ICA has set up insurance hubs in affected regions, where customers can seek guidance from disaster recovery specialists.

Access to some areas has been challenging, and ICA arranged to fly a team of assessors into Mallacoota, in eastern Victoria, on an RAAF transport plane.

ICA also set up a trades register to help local businesses get involved in the recovery, and it is keeping governments updated by supplying claims data.

The major insurers have deployed significant resources to the fire-hit areas, including support teams, assessors and builders.

But the industry hasn’t stopped there, with volunteer initiatives and charity donations flooding in.

The National Insurance Brokers Association launched a bushfire community support initiative, and industry donations so far add up to millions of dollars, with the likes of Suncorp, QBE and Zurich pledging significant sums.

Smaller companies have also come to the fore, with Sportscover announcing a series of grants and TravelCard launching its #business4thebush initiative. TravelCard provides dollar matching for employee travel to fire-impacted areas of up to $1000.

Overall, it’s all hands to the pump as the industry works to respond decisively and compassionately to the crisis – and all this while dealing with a significant hailstorm catastrophe at the same time.

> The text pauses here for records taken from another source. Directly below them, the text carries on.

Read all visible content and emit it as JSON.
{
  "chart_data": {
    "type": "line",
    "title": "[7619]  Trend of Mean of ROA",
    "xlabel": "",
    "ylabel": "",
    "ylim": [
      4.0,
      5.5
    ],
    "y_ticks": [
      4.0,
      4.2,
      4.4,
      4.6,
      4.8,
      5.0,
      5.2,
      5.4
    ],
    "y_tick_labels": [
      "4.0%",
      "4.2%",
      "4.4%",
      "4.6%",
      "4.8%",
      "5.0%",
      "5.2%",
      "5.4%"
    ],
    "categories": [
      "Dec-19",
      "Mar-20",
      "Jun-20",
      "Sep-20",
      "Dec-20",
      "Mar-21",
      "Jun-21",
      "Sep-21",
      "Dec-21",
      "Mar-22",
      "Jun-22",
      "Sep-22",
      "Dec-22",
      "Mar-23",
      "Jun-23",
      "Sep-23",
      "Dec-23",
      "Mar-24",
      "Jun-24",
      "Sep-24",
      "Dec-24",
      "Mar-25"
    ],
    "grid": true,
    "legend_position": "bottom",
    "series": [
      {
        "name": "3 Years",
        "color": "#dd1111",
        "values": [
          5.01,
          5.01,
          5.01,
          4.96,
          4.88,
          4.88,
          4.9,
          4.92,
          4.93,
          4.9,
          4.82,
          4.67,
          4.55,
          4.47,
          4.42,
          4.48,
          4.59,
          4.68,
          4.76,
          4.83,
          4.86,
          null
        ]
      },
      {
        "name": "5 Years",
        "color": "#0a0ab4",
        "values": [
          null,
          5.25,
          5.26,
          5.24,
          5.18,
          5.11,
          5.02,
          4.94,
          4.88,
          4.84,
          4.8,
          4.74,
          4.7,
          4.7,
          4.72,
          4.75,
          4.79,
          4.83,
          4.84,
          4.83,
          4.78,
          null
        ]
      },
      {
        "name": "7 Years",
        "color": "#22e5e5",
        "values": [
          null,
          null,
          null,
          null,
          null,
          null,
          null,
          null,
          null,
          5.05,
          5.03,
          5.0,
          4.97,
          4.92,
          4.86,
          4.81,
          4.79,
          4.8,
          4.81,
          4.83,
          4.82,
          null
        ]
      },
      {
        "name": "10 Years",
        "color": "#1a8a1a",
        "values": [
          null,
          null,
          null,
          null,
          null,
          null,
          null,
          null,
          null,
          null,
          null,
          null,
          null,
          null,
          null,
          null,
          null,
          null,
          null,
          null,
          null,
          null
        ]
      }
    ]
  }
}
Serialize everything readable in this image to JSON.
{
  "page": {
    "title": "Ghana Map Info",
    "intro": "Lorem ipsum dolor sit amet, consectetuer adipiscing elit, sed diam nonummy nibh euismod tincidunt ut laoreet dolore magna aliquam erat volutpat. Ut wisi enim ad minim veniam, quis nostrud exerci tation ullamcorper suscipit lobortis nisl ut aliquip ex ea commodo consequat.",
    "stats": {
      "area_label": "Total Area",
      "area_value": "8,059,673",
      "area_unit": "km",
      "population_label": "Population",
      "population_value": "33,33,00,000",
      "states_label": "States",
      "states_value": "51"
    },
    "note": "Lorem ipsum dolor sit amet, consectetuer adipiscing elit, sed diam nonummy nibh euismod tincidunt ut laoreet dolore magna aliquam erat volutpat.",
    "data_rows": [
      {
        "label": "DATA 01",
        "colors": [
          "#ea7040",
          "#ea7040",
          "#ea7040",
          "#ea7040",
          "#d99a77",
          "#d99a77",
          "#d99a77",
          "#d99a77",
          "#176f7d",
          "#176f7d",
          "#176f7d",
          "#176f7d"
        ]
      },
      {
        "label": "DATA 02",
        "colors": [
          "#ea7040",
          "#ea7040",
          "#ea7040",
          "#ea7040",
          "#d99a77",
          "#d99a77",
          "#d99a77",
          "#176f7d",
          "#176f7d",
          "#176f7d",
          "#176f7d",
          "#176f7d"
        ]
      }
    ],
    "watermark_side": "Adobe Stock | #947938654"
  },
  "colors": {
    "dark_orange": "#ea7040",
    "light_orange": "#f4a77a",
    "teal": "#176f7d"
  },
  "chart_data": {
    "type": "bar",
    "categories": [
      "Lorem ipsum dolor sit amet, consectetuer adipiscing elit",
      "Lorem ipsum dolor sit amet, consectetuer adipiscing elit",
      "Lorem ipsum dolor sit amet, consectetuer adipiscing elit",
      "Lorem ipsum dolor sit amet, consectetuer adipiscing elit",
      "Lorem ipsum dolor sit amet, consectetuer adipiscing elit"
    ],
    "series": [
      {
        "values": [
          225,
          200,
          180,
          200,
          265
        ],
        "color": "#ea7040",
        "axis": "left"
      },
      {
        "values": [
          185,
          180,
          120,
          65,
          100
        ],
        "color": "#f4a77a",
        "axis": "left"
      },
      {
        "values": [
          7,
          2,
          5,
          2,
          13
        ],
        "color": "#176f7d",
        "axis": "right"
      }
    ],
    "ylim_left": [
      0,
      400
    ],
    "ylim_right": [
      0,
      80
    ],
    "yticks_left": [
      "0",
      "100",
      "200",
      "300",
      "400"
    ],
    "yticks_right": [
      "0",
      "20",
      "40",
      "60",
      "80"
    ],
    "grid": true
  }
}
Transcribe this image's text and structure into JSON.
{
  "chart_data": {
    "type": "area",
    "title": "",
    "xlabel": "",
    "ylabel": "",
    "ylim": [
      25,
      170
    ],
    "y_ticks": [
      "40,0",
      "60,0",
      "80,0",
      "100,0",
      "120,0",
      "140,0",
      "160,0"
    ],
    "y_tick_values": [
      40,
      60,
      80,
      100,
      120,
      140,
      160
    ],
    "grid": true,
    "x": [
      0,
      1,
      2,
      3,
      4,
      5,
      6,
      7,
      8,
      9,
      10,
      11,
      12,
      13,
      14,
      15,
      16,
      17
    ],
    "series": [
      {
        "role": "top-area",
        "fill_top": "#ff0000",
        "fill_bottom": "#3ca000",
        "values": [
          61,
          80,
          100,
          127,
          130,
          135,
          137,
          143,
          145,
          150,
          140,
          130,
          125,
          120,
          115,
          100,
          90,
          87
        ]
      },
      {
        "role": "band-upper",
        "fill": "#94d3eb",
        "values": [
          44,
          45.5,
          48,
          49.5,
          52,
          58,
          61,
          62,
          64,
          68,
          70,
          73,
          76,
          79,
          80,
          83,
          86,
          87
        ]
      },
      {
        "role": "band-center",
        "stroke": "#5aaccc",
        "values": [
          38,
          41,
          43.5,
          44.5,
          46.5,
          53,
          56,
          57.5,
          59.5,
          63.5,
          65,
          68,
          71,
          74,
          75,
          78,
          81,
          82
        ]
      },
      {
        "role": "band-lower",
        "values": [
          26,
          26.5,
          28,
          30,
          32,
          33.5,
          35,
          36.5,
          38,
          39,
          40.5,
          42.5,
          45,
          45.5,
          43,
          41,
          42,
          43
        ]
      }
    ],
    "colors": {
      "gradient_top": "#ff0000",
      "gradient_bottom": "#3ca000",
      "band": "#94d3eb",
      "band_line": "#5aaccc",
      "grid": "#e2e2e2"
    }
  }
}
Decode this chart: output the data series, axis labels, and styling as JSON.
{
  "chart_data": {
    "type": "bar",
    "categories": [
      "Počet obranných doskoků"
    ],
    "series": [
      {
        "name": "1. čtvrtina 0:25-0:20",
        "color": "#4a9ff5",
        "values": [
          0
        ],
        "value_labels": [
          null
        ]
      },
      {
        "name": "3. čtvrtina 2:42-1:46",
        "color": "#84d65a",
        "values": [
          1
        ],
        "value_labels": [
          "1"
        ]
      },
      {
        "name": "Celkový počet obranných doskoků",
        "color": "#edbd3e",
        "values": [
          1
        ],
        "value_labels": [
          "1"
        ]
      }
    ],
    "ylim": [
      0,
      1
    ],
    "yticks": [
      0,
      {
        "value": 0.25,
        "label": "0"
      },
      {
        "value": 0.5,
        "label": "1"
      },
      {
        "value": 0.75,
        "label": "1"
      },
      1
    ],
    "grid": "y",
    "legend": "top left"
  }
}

The response appears to be tracking well – but that’s not to say there won’t be issues further down the line.

It’s likely the issue of underinsurance will raise its head at some point as claimants who have lost everything realise they need to rebuild to strict new bushfire standards that significantly increase building costs, and there is confusion about the extent of business interruption cover under some policies.

Underinsurance concerns have been eased to some extent by the NSW and Victorian governments confirming that they will fund debris clean-up for all affected properties, following an ICA campaign pointing to a similar initiative taken by Victoria after the 2009 disaster.

The industry continues to pressure the NSW Government over the emergency services levy on insurance and other insurance taxes like stamp duty, which, extensive research has shown, contribute significantly to underinsurance.

Such issues may be addressed during the wash-up of this year’s fire season.

NSW Premier Gladys Berejiklian last week announced a six-month independent inquiry, following Victorian Premier Daniel Andrews’ earlier announcement of a similar investigation.

It’s worth recalling that the Victorian royal commission into the 2009 disaster was the catalyst behind the state changing its rigid stance on funding fire services through insurance premiums and adopting a far more equitable system based on property rates.

A royal commission has also been floated by Prime Minister Scott Morrison, but it remains to be seen whether this will eventuate.

Royal commission or not, debates over this bushfire season will continue for months to come, and the insurance industry’s performance will remain well and truly under the spotlight, as it always does after major catastrophes.

In coming weeks and months there will be instances where claimants grow impatient for resolution of their claims or protest their underinsurance is their insurers’ fault, leading to political grandstanding, coupled with prejudiced and emotive media stories. They will do little more than undermine people’s faith in insurance, which benefits no one.

For the insurance industry, such unfair attacks are an unwelcome and damaging distraction from the massive task of putting peoples’ lives and businesses back together. The summer from hell is far from over.